In some ways, it appears a dark cloud has hovered over U.S. business schools. Some business students have begun to question whether the United States is still the gold standard in business education. Business educators around the United States, and in Minnesota, have felt the effects on many levels.

Though U.S. citizens still overwhelmingly choose to study at home, last year about 4,500 people, or 1.5 percent of Americans who took the GMAT, sent their scores to schools outside the country, according to the Graduate Management Admission Council. Wilson considers this number significant.

“People have become more global in their outlook,” Wilson says, noting that there are now quality business programs offered around the world. “In 2006, prospective MBA students have many good options outside of the United States.”

 

MBA Worldview

The United States—the birthplace of the MBA—still leads the world in business education, with more business schools and MBA students than the rest of the world combined. But foreign business education and MBA programs at schools in France, the United Kingdom, Hong Kong, Singapore, the Netherlands, Costa Rica, and Australia, among other nations, have gained reputation and resources, and top U.S. business schools now have significant competition overseas.

INSEAD, a graduate business school based in Fontainebleau, France, is a good example of the international competition, says Michael Houston, associate dean of international programs at the University of Minnesota’s Carlson School of Management. INSEAD, which has a sister campus in Singapore and a resources partnership with Wharton in Philadelphia, has 144 faculty members, 870 MBA students, and 71 PhD students, according to the school’s Web site. In all, students and faculty come from more than 75 countries, and INSEAD calls itself “one of the world’s leading and largest graduate business schools.”

Among other international schools, Houston notes the Australian Graduate School of Management in Sydney, ESADE in Barcelona, and Costa Rica’s Incae Business School as foreign schools that have increased enrollment in the past five years. “And this is just the start,” Houston says.

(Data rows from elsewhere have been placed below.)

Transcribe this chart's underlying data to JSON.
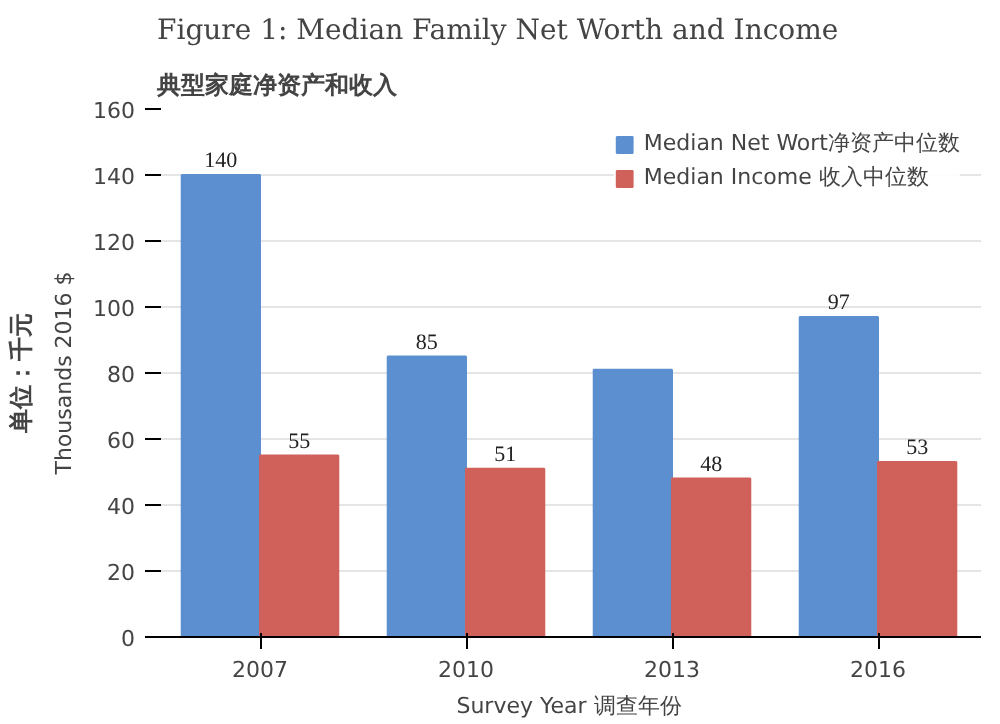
{
  "chart_data": {
    "type": "bar",
    "title": "Figure 1: Median Family Net Worth and Income",
    "subtitle": "典型家庭净资产和收入",
    "xlabel": "Survey Year 调查年份",
    "ylabel": "Thousands 2016 $",
    "annotations": [
      "单位：千元"
    ],
    "categories": [
      "2007",
      "2010",
      "2013",
      "2016"
    ],
    "series": [
      {
        "name": "Median Net Wort净资产中位数",
        "color": "#5b8fcf",
        "values": [
          140,
          85,
          81,
          97
        ],
        "value_labels": [
          "140",
          "85",
          null,
          "97"
        ]
      },
      {
        "name": "Median Income 收入中位数",
        "color": "#d0605a",
        "values": [
          55,
          51,
          48,
          53
        ],
        "value_labels": [
          "55",
          "51",
          "48",
          "53"
        ]
      }
    ],
    "ylim": [
      0,
      160
    ],
    "yticks": [
      0,
      20,
      40,
      60,
      80,
      100,
      120,
      140,
      160
    ],
    "grid": "y",
    "legend": "top right"
  }
}
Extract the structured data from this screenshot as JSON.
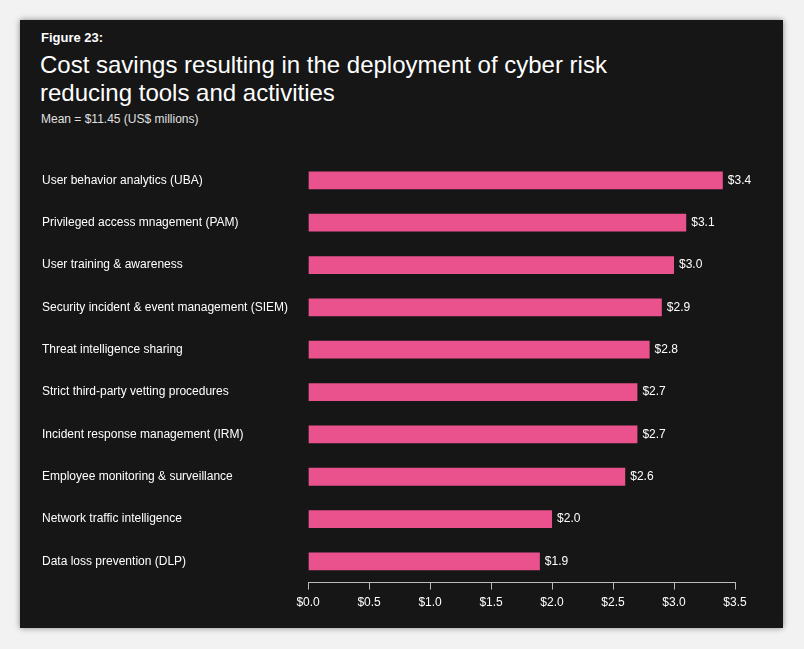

In addition, a large percentage of students from Germany, Greece, China, Pakistan, France, and Canada now look beyond the United States for their MBA, Wilson says. Interest among Western Europeans in studying in the United States decreased dramatically from 2000 to 2004, with only 47 percent of the European test-takers sending their GMAT scores to U.S. schools in 2004, compared to 60 percent in 2000.

“Foreign schools have recognized a growing interest throughout the world for business education outside of the United States,” Houston says. “And many of the schools have increased their efforts to market themselves to these potential students.”